Apparently, It’s Okay to Talk Politics in NASCAR

For reasons I’ve never entirely understood and in contrast to most other professional sports, it’s acceptable and accepted practice to wear your political heart on your sleeve in NASCAR. Hell, it’s encouraged — as long as your sleeve is a Republican sleeve, that is. Why is that?

And while most drivers are at least circumspect whenever the conversation turns to the third rail (though the sentiment in the garage is decidely conservative), there’s little such restraint in the blogosphere. And Car & Driver’s April Fool’s day hoax has unleashed a fair amount of acidic commentary on the prospect of the Federal government calling the shots for GM and Chrysler. 

While all of this leaves me cold and causes me to recall Michael Jordan’s comment when asked why he wouldn’t support Democrat Harvey Gannt’s 1990s run against Republican Senator Jesse Helms — "Republicans buy sneakers, too" — I find the assault on the idea of the government stepping in and then demanding some oversight comical. But for all the ill-informed idiocy flying around the ether these days, I think the following, which comes from a reasonably prominent NASCAR blog, takes the cake:
 

A lot has changed since the thought of bankruptcy for the big three was just a specter on the horizon. Today, with the help of the astute business minds in Washington, the failure of GM and Chrysler is almost certain. 

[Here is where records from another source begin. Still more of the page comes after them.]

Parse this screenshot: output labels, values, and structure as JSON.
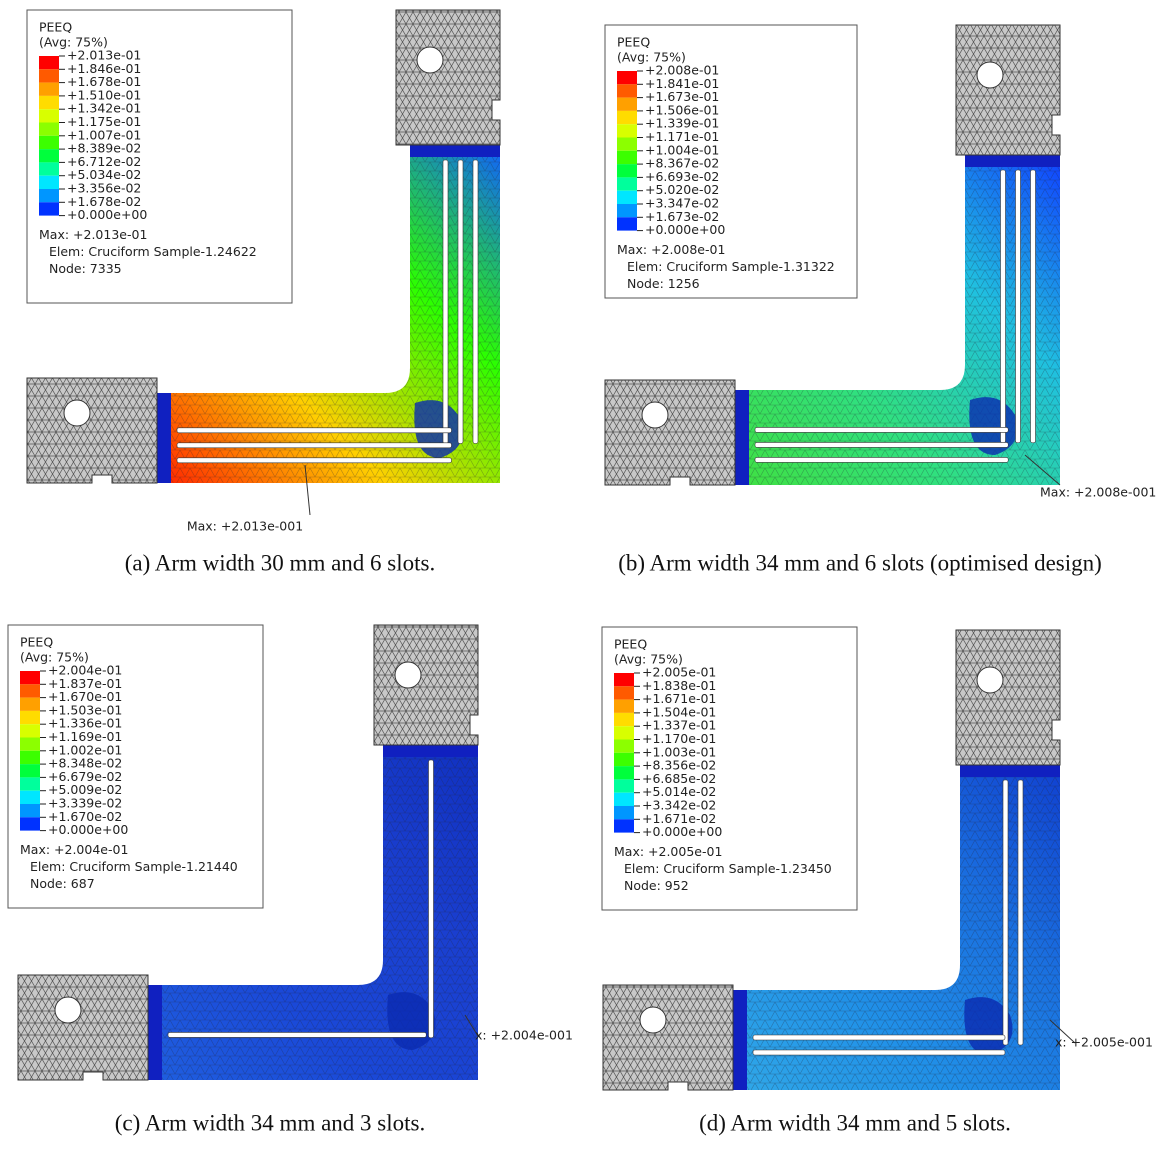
{
  "panels": [
    {
      "legend": {
        "title": "PEEQ",
        "average": "(Avg: 75%)",
        "levels": [
          "+2.013e-01",
          "+1.846e-01",
          "+1.678e-01",
          "+1.510e-01",
          "+1.342e-01",
          "+1.175e-01",
          "+1.007e-01",
          "+8.389e-02",
          "+6.712e-02",
          "+5.034e-02",
          "+3.356e-02",
          "+1.678e-02",
          "+0.000e+00"
        ],
        "max": "Max: +2.013e-01",
        "elem": "Elem: Cruciform Sample-1.24622",
        "node": "Node: 7335"
      },
      "max_annotation": "Max: +2.013e-001",
      "caption": "(a)  Arm width 30 mm and 6 slots."
    },
    {
      "legend": {
        "title": "PEEQ",
        "average": "(Avg: 75%)",
        "levels": [
          "+2.008e-01",
          "+1.841e-01",
          "+1.673e-01",
          "+1.506e-01",
          "+1.339e-01",
          "+1.171e-01",
          "+1.004e-01",
          "+8.367e-02",
          "+6.693e-02",
          "+5.020e-02",
          "+3.347e-02",
          "+1.673e-02",
          "+0.000e+00"
        ],
        "max": "Max: +2.008e-01",
        "elem": "Elem: Cruciform Sample-1.31322",
        "node": "Node: 1256"
      },
      "max_annotation": "Max: +2.008e-001",
      "caption": "(b) Arm width 34 mm and 6 slots (optimised design)"
    },
    {
      "legend": {
        "title": "PEEQ",
        "average": "(Avg: 75%)",
        "levels": [
          "+2.004e-01",
          "+1.837e-01",
          "+1.670e-01",
          "+1.503e-01",
          "+1.336e-01",
          "+1.169e-01",
          "+1.002e-01",
          "+8.348e-02",
          "+6.679e-02",
          "+5.009e-02",
          "+3.339e-02",
          "+1.670e-02",
          "+0.000e+00"
        ],
        "max": "Max: +2.004e-01",
        "elem": "Elem: Cruciform Sample-1.21440",
        "node": "Node: 687"
      },
      "max_annotation": "x: +2.004e-001",
      "caption": "(c) Arm width 34 mm and 3 slots."
    },
    {
      "legend": {
        "title": "PEEQ",
        "average": "(Avg: 75%)",
        "levels": [
          "+2.005e-01",
          "+1.838e-01",
          "+1.671e-01",
          "+1.504e-01",
          "+1.337e-01",
          "+1.170e-01",
          "+1.003e-01",
          "+8.356e-02",
          "+6.685e-02",
          "+5.014e-02",
          "+3.342e-02",
          "+1.671e-02",
          "+0.000e+00"
        ],
        "max": "Max: +2.005e-01",
        "elem": "Elem: Cruciform Sample-1.23450",
        "node": "Node: 952"
      },
      "max_annotation": "x: +2.005e-001",
      "caption": "(d) Arm width 34 mm and 5 slots."
    }
  ]
}
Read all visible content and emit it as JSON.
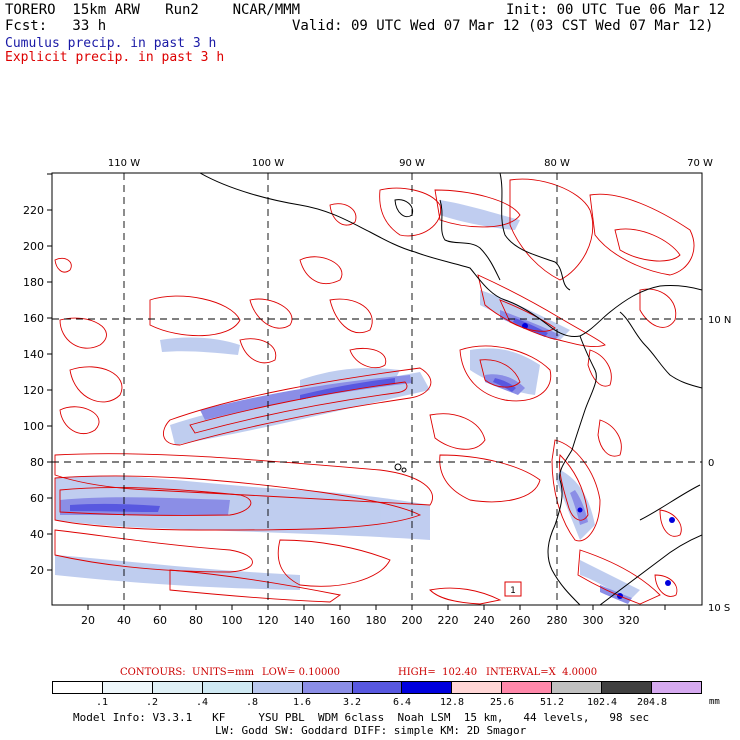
{
  "header": {
    "model": "TORERO  15km ARW   Run2    NCAR/MMM",
    "init": "Init: 00 UTC Tue 06 Mar 12",
    "fcst": "Fcst:   33 h",
    "valid": "Valid: 09 UTC Wed 07 Mar 12 (03 CST Wed 07 Mar 12)",
    "legend_cumulus": "Cumulus precip. in past 3 h",
    "legend_explicit": "Explicit precip. in past 3 h"
  },
  "colors": {
    "cumulus": "#1a1aa6",
    "explicit": "#dd0000",
    "coast": "#000000"
  },
  "map": {
    "x_ticks": [
      "20",
      "40",
      "60",
      "80",
      "100",
      "120",
      "140",
      "160",
      "180",
      "200",
      "220",
      "240",
      "260",
      "280",
      "300",
      "320"
    ],
    "y_ticks": [
      "20",
      "40",
      "60",
      "80",
      "100",
      "120",
      "140",
      "160",
      "180",
      "200",
      "220"
    ],
    "lon_labels": [
      "110 W",
      "100 W",
      "90 W",
      "80 W",
      "70 W"
    ],
    "lat_labels": [
      "10 N",
      "0",
      "10 S"
    ],
    "station_label": "1",
    "icons": [
      "coastline-icon",
      "grid-lines-icon",
      "precip-shading-icon",
      "contour-lines-icon"
    ]
  },
  "contours": {
    "title": "CONTOURS:  UNITS=mm",
    "low": "LOW= 0.10000",
    "high": "HIGH=  102.40",
    "interval": "INTERVAL=X  4.0000"
  },
  "colorbar": {
    "unit": "mm",
    "labels": [
      ".1",
      ".2",
      ".4",
      ".8",
      "1.6",
      "3.2",
      "6.4",
      "12.8",
      "25.6",
      "51.2",
      "102.4",
      "204.8"
    ],
    "colors": [
      "#ffffff",
      "#eef7fb",
      "#dff0f6",
      "#cfe9f3",
      "#b9c8ee",
      "#8b8ee6",
      "#5858e0",
      "#0000dd",
      "#ffd6d6",
      "#ff88aa",
      "#c0c0c0",
      "#404040",
      "#d6aaf0"
    ]
  },
  "model_info": {
    "line1": "Model Info: V3.3.1   KF     YSU PBL  WDM 6class  Noah LSM  15 km,   44 levels,   98 sec",
    "line2": "LW: Godd SW: Goddard DIFF: simple KM: 2D Smagor"
  }
}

The writer goes on to explain just how it is those liberal do-gooders in Washington would set about destroying NASCAR, most of which is pure drivel; be that as it may, there’s one thing I’m just not quite getting in all this: With the help of the astute business minds in Washington, the failure of GM and Chrysler is almost certain. Is the writer serious?

Either the irony is intended — Rick Wagoner and Bob Nardelli have done such a bang up job — or the writer is delusional. Either way, I think Jordan might have been on to something.